Submitted by myopinionnoconseq t3_11drsb8 in personalfinance
I enrolled at an out of state school for my freshman year of college. It was way too expensive and a very poor financial decision. I dropped out third trimester (spring 2022) , and I have an $18,000+ bill leftover from room, board, and the last semester's tuition that I didn't pay. Minimum payment per month that I was offered was $268 - I can barely afford that, so there isn't a way for me to pay more. I am being charged a $130 late fee + $6 "billing fee" every month that the balance is not paid of in full, which means I'm basically not paying anything on it at all even if I am making the $268 payment.
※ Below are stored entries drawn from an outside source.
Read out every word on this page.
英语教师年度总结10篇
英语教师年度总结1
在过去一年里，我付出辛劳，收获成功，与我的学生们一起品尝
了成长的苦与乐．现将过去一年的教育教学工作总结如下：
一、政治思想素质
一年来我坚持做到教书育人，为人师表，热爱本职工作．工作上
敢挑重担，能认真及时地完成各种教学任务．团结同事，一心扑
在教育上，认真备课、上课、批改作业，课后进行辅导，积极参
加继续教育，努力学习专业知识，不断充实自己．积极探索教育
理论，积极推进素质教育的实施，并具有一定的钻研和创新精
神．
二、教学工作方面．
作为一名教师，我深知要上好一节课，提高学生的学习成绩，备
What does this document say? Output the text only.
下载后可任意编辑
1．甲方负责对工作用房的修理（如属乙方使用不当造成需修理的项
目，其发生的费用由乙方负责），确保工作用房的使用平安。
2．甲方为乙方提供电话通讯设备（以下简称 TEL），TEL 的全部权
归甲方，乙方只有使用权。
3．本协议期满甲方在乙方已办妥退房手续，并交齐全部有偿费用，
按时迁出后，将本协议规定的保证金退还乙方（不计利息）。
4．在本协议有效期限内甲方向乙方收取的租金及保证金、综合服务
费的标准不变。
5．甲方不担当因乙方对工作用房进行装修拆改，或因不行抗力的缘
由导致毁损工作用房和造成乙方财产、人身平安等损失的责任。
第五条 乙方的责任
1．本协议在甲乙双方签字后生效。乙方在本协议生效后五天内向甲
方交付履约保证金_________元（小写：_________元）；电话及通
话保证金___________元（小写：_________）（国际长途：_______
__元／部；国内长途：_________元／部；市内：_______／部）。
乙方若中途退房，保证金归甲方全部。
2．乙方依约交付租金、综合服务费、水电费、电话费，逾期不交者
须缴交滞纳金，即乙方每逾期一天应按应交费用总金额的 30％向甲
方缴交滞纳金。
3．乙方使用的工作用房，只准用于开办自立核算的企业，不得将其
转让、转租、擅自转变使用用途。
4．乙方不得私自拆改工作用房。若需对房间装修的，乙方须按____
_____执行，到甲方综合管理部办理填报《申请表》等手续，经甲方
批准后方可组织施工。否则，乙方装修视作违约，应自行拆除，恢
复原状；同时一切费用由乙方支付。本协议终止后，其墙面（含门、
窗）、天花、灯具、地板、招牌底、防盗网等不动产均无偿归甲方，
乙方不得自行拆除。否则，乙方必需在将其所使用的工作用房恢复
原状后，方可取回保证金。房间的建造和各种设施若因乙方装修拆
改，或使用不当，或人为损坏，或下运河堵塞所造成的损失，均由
Are there any debt options that I can take that make this anymore manageable? I feel like at this rate I will be in debt to the school forever and never have a decent credit score. Thanks in advance.
krustymeathead t1_jaaihxu wrote
I believe an $18,000 bill on a payment plan with $136 of monthly fees is similar (right now) to paying back an $18,000 loan at 9% interest (12*136/18000). I was thinking about the possibility of refinancing the bill with debt, but I'm not sure you'd find an unsecured loan for less than 9%. Paying it back with the current plan may be the best option for now.
edit: if the $136 monthly is a flat fee amount, then at $5000, $136 is the same as 32% interest. not sure if refinancing the debt is possible but at some point it may make sense, once it is paid down to the point that the effective rate is higher than credit card rates.
edit2: also, paying the minimum on that bill until it is paid off will take around 12 years (and $18,632 in fees), so getting to a point where you can pay more than the minimum will help a lot since you'll be avoiding that extra $136 per month.